Romney promises to repeal and replace the federal health care overhaul, but with what exactly? When asked how the U.S. will balance the budget, he always says he will start by repealing the $1 trillion health reform law. So how exactly will he pay for whatever reforms he keeps?
The father of "Romneycare" has softened his tone recently. During the Univision forum last week, he embraced being called the health reform law's "grandfather" by Obama's campaign. "I don't think he meant that as a compliment but I'll take it," Romney said.
The law itself remains unpopular, but majorities like key components.

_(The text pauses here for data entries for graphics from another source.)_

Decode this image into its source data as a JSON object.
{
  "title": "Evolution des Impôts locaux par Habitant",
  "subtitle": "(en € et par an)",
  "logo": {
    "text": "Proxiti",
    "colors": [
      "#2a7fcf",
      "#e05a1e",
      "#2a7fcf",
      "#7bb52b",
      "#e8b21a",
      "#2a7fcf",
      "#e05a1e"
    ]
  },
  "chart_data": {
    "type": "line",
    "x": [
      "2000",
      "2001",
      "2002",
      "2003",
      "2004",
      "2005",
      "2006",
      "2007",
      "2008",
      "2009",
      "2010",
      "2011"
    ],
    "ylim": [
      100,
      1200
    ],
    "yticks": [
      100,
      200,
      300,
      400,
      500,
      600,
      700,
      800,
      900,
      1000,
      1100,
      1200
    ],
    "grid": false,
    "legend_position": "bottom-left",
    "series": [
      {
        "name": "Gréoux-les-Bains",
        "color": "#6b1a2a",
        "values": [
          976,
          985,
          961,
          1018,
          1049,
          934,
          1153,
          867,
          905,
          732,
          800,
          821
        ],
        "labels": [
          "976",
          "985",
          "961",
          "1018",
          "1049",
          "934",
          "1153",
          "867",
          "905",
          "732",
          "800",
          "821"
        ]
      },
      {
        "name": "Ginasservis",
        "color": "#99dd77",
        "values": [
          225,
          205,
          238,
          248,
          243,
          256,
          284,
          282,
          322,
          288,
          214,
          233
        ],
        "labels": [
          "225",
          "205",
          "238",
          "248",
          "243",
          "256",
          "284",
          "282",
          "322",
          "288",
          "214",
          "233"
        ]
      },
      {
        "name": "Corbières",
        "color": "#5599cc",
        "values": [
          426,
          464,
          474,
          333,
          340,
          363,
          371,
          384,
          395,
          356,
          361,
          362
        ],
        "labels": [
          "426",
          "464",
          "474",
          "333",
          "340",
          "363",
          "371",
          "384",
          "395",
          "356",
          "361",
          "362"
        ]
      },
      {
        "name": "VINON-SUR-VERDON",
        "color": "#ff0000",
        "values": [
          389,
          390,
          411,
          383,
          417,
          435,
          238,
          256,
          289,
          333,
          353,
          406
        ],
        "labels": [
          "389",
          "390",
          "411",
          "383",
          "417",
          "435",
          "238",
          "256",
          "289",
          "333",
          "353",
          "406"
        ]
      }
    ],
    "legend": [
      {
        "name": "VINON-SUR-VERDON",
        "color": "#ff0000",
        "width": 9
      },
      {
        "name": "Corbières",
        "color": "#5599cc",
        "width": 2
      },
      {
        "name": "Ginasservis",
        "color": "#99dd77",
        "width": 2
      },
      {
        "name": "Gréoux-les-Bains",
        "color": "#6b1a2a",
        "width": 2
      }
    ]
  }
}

Romney said on "Meet the Press" that he backs keeping two of the law's key -- and most costly -- provisions, saying he wants to "make sure that those with pre-existing conditions can get coverage" and that he would "assure that the marketplace allows for individuals to have policies that cover their family up to whatever age they might like."
But if Romney keeps those planks, how would he pay for them without an individual mandate, which is anathema to conservatives? He did institute the mandate under reform as Massachusetts governor; what makes sense on the federal level?
3. Why is it fair that you pay a lower tax rate than many low-income and middle-class Americans?
Romney said on "60 Minutes" that his 14 percent effective tax rate last year is fair, even though it's lower than most middle-class families. He says he wants the Tax Code to be progressive, but he also wants to encourage investment.
"The devil is in the details," he told CBS's Scott Pelley. "The angel is in the policy, which is creating more jobs."
Romney is certain to get pressed on the Tax Code in the context of his enormous wealth -- thought to be around $250 million. Obama will use any tax question to portray Romney as out of touch with the middle-class.
Obama and Romney are tied in the latest POLITICO poll on who is best able to handle the issue of taxes, and the president is seen as having a double-digit advantage on who is looking out for the middle class.
Romney needs to somehow figure out how to make himself -- and his policies -- seem relatable to average Americans.
4. Why did your running mate Paul Ryan need to give you more tax returns than you're sharing with the voters?
Some of the most awkward moments of the 19 GOP primary season debates came whenever Romney was asked about releasing his tax returns.
Last Friday afternoon, Romney released his entire 2011 tax filing and the summary of his tax rate from the past 20 years but with no income information.
Newsweek reported recently that Ryan turned over 10 years of full tax returns to the Romney campaign as part of the VP vetting process. This offers a fresh way into an old story. It's unimaginable that Romney releases more information, but he could still be asked about it.
Romney's dad, George, who sought the 1968 Republican presidential nomination, released 12 years of full returns. Romney has released two.
"Maybe," Romney awkwardly told CNN's John King when asked before the South Carolina primary if he'd follow his father's example.
5. Name three things you disagree with in Ryan's budget plan.
Romney has indicated he doesn't agree with everything in his running mate's plan to slash the deficit, which Democrats have relentlessly attacked in TV advertisements, but he's declined to be specific. This has allowed Romney to get the positive acclaim for going "bold" without taking the heat for the plan's most controversial elements.
If Romney finishes the race without identifying the parts he agrees and disagrees with in the Ryan plan, it will be harder for him to claim a mandate should he win. His campaign has said he will put together his own plan "as president."
One of the reasons Romney has avoided specifics is that he wants to make the election as much of a referendum on Obama's job performance as possible. But picking Ryan showed he recognized the limits of this strategy and needs a positive vision for the future. Romney's campaign this week has wholeheartedly embraced the notion that this is a "choice" election between two different paths for America. The debate will force the GOP nominee to lay out what path he'd take.